If you ever get locked out of your PVS Console because someone in your organization changed Active Directory membership groups around, you will need to find out what security groups have permission to access the farm. It’d be super-easy if you could just open your Console…Security tab under Farm Properties. But what if you lost access?
…Fortunately there is a way because it’s all in the database. All you need to do is login to your SQL server, launch SQL Management Studio, expand the PVS database, right-click on the dbo.AuthGroup table, select top 1000 rows, and you will see a list of all the AD user groups that have permissions to access the farm. Then you will most likely realize that your Console user is NOT a member of any of those groups!
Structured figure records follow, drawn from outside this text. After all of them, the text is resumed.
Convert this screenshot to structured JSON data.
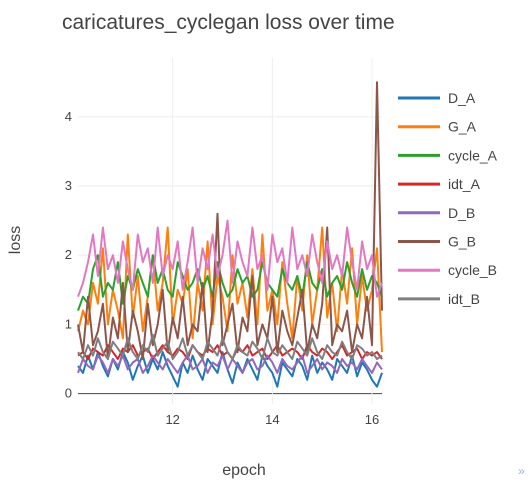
{
  "more_link": "»",
  "chart_data": {
    "type": "line",
    "title": "caricatures_cyclegan loss over time",
    "xlabel": "epoch",
    "ylabel": "loss",
    "xlim": [
      10.1,
      16.2
    ],
    "ylim": [
      -0.15,
      4.85
    ],
    "xticks": [
      12,
      14,
      16
    ],
    "yticks": [
      0,
      1,
      2,
      3,
      4
    ],
    "grid": true,
    "legend_position": "right",
    "x": [
      10.1,
      10.2,
      10.3,
      10.4,
      10.5,
      10.6,
      10.7,
      10.8,
      10.9,
      11.0,
      11.1,
      11.2,
      11.3,
      11.4,
      11.5,
      11.6,
      11.7,
      11.8,
      11.9,
      12.0,
      12.1,
      12.2,
      12.3,
      12.4,
      12.5,
      12.6,
      12.7,
      12.8,
      12.9,
      13.0,
      13.1,
      13.2,
      13.3,
      13.4,
      13.5,
      13.6,
      13.7,
      13.8,
      13.9,
      14.0,
      14.1,
      14.2,
      14.3,
      14.4,
      14.5,
      14.6,
      14.7,
      14.8,
      14.9,
      15.0,
      15.1,
      15.2,
      15.3,
      15.4,
      15.5,
      15.6,
      15.7,
      15.8,
      15.9,
      16.0,
      16.1,
      16.2
    ],
    "series": [
      {
        "name": "D_A",
        "color": "#1f77b4",
        "values": [
          0.4,
          0.3,
          0.55,
          0.35,
          0.6,
          0.4,
          0.25,
          0.5,
          0.35,
          0.6,
          0.45,
          0.2,
          0.4,
          0.55,
          0.3,
          0.5,
          0.35,
          0.6,
          0.4,
          0.25,
          0.1,
          0.45,
          0.3,
          0.55,
          0.35,
          0.2,
          0.5,
          0.4,
          0.3,
          0.6,
          0.35,
          0.15,
          0.45,
          0.3,
          0.5,
          0.35,
          0.2,
          0.55,
          0.4,
          0.3,
          0.1,
          0.45,
          0.35,
          0.25,
          0.5,
          0.4,
          0.2,
          0.55,
          0.3,
          0.45,
          0.35,
          0.2,
          0.5,
          0.4,
          0.3,
          0.55,
          0.25,
          0.45,
          0.35,
          0.2,
          0.1,
          0.3
        ]
      },
      {
        "name": "G_A",
        "color": "#ff7f0e",
        "values": [
          0.9,
          1.2,
          1.0,
          1.6,
          1.3,
          2.1,
          1.0,
          1.5,
          1.2,
          0.8,
          2.3,
          1.1,
          1.7,
          0.9,
          1.4,
          2.0,
          1.2,
          1.6,
          2.4,
          1.0,
          1.5,
          1.3,
          1.8,
          0.8,
          1.6,
          1.2,
          2.2,
          1.0,
          1.7,
          1.4,
          0.9,
          2.0,
          1.3,
          1.6,
          1.1,
          1.8,
          1.0,
          2.3,
          1.2,
          1.5,
          1.0,
          1.9,
          1.3,
          0.8,
          1.7,
          1.2,
          2.0,
          1.0,
          1.5,
          2.4,
          1.1,
          1.6,
          0.9,
          1.8,
          1.3,
          2.1,
          1.0,
          1.7,
          1.2,
          1.5,
          2.1,
          0.6
        ]
      },
      {
        "name": "cycle_A",
        "color": "#2ca02c",
        "values": [
          1.2,
          1.4,
          1.3,
          1.8,
          2.0,
          1.4,
          1.6,
          1.5,
          1.9,
          1.3,
          1.7,
          1.5,
          1.8,
          1.6,
          1.4,
          2.0,
          1.6,
          1.8,
          1.5,
          1.4,
          1.9,
          1.7,
          1.5,
          1.6,
          1.8,
          1.5,
          1.7,
          1.4,
          1.9,
          1.6,
          1.4,
          1.5,
          1.8,
          1.6,
          1.7,
          1.4,
          1.5,
          1.9,
          1.6,
          1.5,
          1.4,
          1.8,
          1.6,
          1.5,
          1.7,
          1.4,
          1.9,
          1.6,
          1.5,
          1.8,
          1.4,
          1.6,
          1.7,
          1.5,
          1.9,
          1.6,
          1.4,
          1.8,
          1.5,
          1.7,
          1.6,
          1.4
        ]
      },
      {
        "name": "idt_A",
        "color": "#d62728",
        "values": [
          0.55,
          0.6,
          0.5,
          0.65,
          0.6,
          0.55,
          0.7,
          0.6,
          0.5,
          0.65,
          0.6,
          0.7,
          0.55,
          0.6,
          0.65,
          0.5,
          0.6,
          0.7,
          0.6,
          0.55,
          0.65,
          0.6,
          0.5,
          0.7,
          0.6,
          0.55,
          0.65,
          0.6,
          0.7,
          0.55,
          0.6,
          0.5,
          0.65,
          0.6,
          0.7,
          0.55,
          0.6,
          0.65,
          0.5,
          0.6,
          0.7,
          0.55,
          0.6,
          0.65,
          0.6,
          0.5,
          0.7,
          0.6,
          0.55,
          0.65,
          0.6,
          0.5,
          0.6,
          0.7,
          0.55,
          0.6,
          0.65,
          0.5,
          0.6,
          0.55,
          0.6,
          0.5
        ]
      },
      {
        "name": "D_B",
        "color": "#9467bd",
        "values": [
          0.3,
          0.5,
          0.4,
          0.35,
          0.55,
          0.45,
          0.3,
          0.5,
          0.4,
          0.55,
          0.35,
          0.45,
          0.5,
          0.3,
          0.4,
          0.55,
          0.45,
          0.35,
          0.5,
          0.4,
          0.3,
          0.45,
          0.55,
          0.35,
          0.4,
          0.5,
          0.3,
          0.45,
          0.4,
          0.55,
          0.35,
          0.5,
          0.4,
          0.3,
          0.45,
          0.5,
          0.35,
          0.4,
          0.55,
          0.45,
          0.3,
          0.5,
          0.4,
          0.35,
          0.45,
          0.55,
          0.3,
          0.4,
          0.5,
          0.35,
          0.45,
          0.4,
          0.3,
          0.5,
          0.4,
          0.45,
          0.35,
          0.5,
          0.4,
          0.3,
          0.45,
          0.35
        ]
      },
      {
        "name": "G_B",
        "color": "#8c564b",
        "values": [
          1.0,
          0.6,
          1.4,
          0.7,
          0.9,
          1.3,
          0.5,
          1.1,
          0.8,
          1.6,
          0.6,
          1.2,
          0.9,
          0.5,
          1.3,
          0.7,
          1.0,
          1.5,
          0.6,
          1.1,
          0.8,
          1.4,
          0.7,
          1.0,
          0.9,
          1.6,
          0.6,
          1.2,
          2.6,
          0.7,
          1.0,
          1.3,
          0.6,
          1.1,
          0.9,
          1.7,
          0.7,
          1.0,
          0.8,
          1.4,
          0.6,
          1.2,
          0.9,
          0.7,
          1.1,
          1.5,
          0.6,
          1.0,
          0.8,
          1.3,
          2.4,
          0.7,
          1.0,
          0.9,
          1.2,
          0.6,
          1.0,
          0.8,
          1.4,
          0.7,
          4.5,
          1.2
        ]
      },
      {
        "name": "cycle_B",
        "color": "#e377c2",
        "values": [
          1.4,
          1.6,
          1.9,
          2.3,
          1.7,
          2.4,
          1.8,
          2.0,
          1.6,
          2.2,
          1.8,
          1.5,
          2.3,
          1.9,
          2.1,
          1.6,
          2.4,
          1.7,
          2.0,
          1.8,
          2.2,
          1.5,
          1.9,
          2.4,
          1.6,
          2.1,
          1.8,
          2.3,
          1.7,
          2.0,
          2.5,
          1.6,
          2.2,
          1.9,
          1.7,
          2.4,
          1.8,
          2.0,
          1.5,
          2.3,
          1.9,
          2.1,
          1.6,
          2.4,
          1.8,
          2.0,
          1.7,
          2.3,
          1.9,
          1.6,
          2.2,
          1.8,
          2.0,
          1.7,
          2.4,
          1.9,
          1.5,
          2.2,
          1.8,
          2.0,
          1.4,
          1.6
        ]
      },
      {
        "name": "idt_B",
        "color": "#7f7f7f",
        "values": [
          0.6,
          0.5,
          0.7,
          0.55,
          0.8,
          0.6,
          0.5,
          0.75,
          0.65,
          0.55,
          0.8,
          0.6,
          0.5,
          0.7,
          0.6,
          0.85,
          0.55,
          0.65,
          0.75,
          0.5,
          0.6,
          0.8,
          0.55,
          0.7,
          0.6,
          0.5,
          0.75,
          0.65,
          0.55,
          0.8,
          0.6,
          0.5,
          0.7,
          0.6,
          0.55,
          0.75,
          0.65,
          0.5,
          0.8,
          0.6,
          0.55,
          0.7,
          0.6,
          0.5,
          0.75,
          0.65,
          0.55,
          0.8,
          0.6,
          0.5,
          0.7,
          0.6,
          0.55,
          0.75,
          0.6,
          0.5,
          0.7,
          0.65,
          0.55,
          0.6,
          0.5,
          0.55
        ]
      }
    ]
  }
}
Reverse imaging can be a tedious procedure for some of us but is necessary to keep our vDisks up-to-date with hypervisor tools and cumulative hotfixes for PVS. Here are my 14 steps:
01. Boot your target device to the vDisk you want to reverse image with additional disk attached (same size or larger than the vDisk).
02. Make sure the new disk is visible in Windows Disk Management and mounted as a drive (i.e. D:\).
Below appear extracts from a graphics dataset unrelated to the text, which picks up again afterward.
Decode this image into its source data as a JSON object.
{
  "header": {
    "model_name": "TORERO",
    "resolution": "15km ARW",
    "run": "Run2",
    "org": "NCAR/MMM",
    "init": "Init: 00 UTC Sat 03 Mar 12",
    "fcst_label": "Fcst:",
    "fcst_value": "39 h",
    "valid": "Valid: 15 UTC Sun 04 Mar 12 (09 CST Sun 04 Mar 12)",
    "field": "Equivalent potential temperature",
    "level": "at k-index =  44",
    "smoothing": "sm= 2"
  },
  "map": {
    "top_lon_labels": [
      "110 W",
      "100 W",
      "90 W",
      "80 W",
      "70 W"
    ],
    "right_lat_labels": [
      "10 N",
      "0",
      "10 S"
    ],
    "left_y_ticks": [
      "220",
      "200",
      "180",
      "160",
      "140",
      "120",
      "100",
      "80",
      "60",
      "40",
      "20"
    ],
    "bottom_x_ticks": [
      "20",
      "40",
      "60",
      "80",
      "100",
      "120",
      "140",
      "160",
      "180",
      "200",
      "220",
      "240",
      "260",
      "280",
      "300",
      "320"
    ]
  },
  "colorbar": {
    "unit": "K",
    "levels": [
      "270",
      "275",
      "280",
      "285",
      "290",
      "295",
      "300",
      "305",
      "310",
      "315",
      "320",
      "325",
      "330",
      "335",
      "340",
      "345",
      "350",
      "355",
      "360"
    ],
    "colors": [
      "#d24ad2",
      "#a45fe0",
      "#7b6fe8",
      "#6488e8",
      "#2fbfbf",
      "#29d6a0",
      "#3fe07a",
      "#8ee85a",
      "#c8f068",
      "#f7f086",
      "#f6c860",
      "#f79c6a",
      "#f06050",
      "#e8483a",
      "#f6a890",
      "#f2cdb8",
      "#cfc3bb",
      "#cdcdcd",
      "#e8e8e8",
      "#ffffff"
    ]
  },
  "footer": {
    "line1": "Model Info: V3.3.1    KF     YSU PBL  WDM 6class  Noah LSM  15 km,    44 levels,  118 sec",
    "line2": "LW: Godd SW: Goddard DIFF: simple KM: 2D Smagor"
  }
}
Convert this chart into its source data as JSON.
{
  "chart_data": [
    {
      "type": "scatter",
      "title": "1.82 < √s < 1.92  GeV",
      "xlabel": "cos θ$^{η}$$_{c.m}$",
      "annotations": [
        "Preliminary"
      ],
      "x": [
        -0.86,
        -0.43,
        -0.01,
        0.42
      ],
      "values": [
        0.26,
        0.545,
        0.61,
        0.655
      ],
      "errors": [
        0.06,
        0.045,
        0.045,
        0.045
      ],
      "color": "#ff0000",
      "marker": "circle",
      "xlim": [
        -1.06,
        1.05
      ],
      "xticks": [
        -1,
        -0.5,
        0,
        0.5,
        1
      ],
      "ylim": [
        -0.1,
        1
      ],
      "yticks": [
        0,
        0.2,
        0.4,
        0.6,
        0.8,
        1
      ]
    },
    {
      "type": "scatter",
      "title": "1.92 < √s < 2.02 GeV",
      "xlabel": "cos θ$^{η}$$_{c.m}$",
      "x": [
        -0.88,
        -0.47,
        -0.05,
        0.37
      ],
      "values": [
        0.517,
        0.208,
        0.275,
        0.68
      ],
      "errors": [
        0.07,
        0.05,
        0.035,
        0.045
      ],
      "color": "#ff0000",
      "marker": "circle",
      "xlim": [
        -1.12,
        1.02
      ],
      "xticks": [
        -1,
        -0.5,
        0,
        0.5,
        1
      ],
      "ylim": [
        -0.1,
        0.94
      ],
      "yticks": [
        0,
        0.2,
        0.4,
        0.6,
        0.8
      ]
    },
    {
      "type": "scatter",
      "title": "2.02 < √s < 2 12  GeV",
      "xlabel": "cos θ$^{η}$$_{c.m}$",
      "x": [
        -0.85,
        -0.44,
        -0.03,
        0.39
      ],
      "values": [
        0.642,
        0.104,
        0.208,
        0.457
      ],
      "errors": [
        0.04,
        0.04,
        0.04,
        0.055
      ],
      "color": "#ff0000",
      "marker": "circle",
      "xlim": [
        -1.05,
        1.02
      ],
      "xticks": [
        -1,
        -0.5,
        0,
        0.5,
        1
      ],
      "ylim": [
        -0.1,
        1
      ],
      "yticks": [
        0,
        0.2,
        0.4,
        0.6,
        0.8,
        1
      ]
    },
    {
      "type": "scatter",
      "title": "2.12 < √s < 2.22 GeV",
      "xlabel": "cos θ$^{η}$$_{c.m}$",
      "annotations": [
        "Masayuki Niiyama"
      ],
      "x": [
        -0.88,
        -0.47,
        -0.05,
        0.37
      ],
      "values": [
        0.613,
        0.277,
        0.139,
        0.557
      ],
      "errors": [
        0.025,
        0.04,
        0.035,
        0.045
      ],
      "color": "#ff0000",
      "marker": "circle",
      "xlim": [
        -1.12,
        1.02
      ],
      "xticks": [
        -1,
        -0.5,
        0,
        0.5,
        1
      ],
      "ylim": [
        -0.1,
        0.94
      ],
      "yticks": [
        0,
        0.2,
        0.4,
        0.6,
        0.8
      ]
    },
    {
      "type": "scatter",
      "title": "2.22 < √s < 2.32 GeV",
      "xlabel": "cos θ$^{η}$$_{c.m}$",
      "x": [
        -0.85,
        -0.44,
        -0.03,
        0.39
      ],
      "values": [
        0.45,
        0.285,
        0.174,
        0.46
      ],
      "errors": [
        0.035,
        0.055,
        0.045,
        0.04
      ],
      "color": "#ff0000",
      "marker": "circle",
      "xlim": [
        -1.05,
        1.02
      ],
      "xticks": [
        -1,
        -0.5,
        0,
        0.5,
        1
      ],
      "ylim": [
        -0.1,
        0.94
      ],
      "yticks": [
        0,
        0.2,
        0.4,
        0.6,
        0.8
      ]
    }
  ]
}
03. Use BNImage or XenConvert to copy the vDisk to the added drive (both tools are located under C:\Program Files\Citrix\Provisioning Services).
04. Make sure the new volue is set to Active in Disk Management.
05. Set the device to boot from Hard Disk in the PVS console.
06. Boot the device to Hard Drive by manually changing the boot order in BIOS.
07. Remove any antivirus software (Reboot).
08. Remove PVS target device software (Reboot).
09. Update hypervisor tools if necessary (Reboot).
10. Install latest PVS target device software (Reboot).
11. Run the PVS Imaging Wizard (System will reboot automatically and will continue to finish the conversion process). Before reboot change the boot order in BIOS to Network boot.
12. Switch the device to boot from vDisk in the PVS console (in Private or Maintenance Mode).
13. Install Antivirus software.
14. You are done.
Citrix Provisioning Services is a UDP-based streaming technology designed to deliver an operating system (vDisk) to client devices over the network. PVS uses PXE protocol specs (UNDI) to boot a target device (PXE client) and deliver a bootfile program that contains the instructions necessary to login to a Provisioning Server and start streaming the virtual disk over the network.
There are three really great things about PVS:
1. Single image management
Imagine you have a data center with 100 XenApp servers. Using traditional methods of server management, you would need to login to each and every one of them to make changes such as application updates, Windows patches, and lots of different things or maybe use GPOs to enforce certain modifications, etc.
With Citrix Provisioning Server (PVS) you can use a designated machine as a golden image, create a virtual disk from its hard drive, and assign it to hundreds or even thousands of servers for OS delivery. Since a vDisk has 2 modes – read/write and read-only, you can modify the image in read/write (Private mode) from one device and then stream to all your devices in read-only (Standard mode). That way all the changes made in Private mode update the VHD and can then be streamed to the rest of your devices in Standard mode propagating the changes you made instantaneously!
2. The Power of Read-Only
Read-only VHD is a truly powerful feature of PVS. Every time a machine is connected to a virtual disk from PVS, any changes made by users to the OS (outside of their roaming profiles) are flushed upon reboot! So, let’s say for instance, user John logs into a provisioned target device (e.g. XenApp server, XenDesktop, Windows endpoint, etc.) and messes with network adapter settings, clock, registry, etc., those changes are gone once the machine is shut down. Also, think about viruses! 🙂
PVS is fully enterprise-ready. Not only you have the option of adding existing machines to Device Collections in the PVS Console but in a virtual environment you can spin them yourself! XenDesktop Setup Wizard and Streamed VM Setup Wizard are at your disposal to quickly create new VMs on the fly when you need them.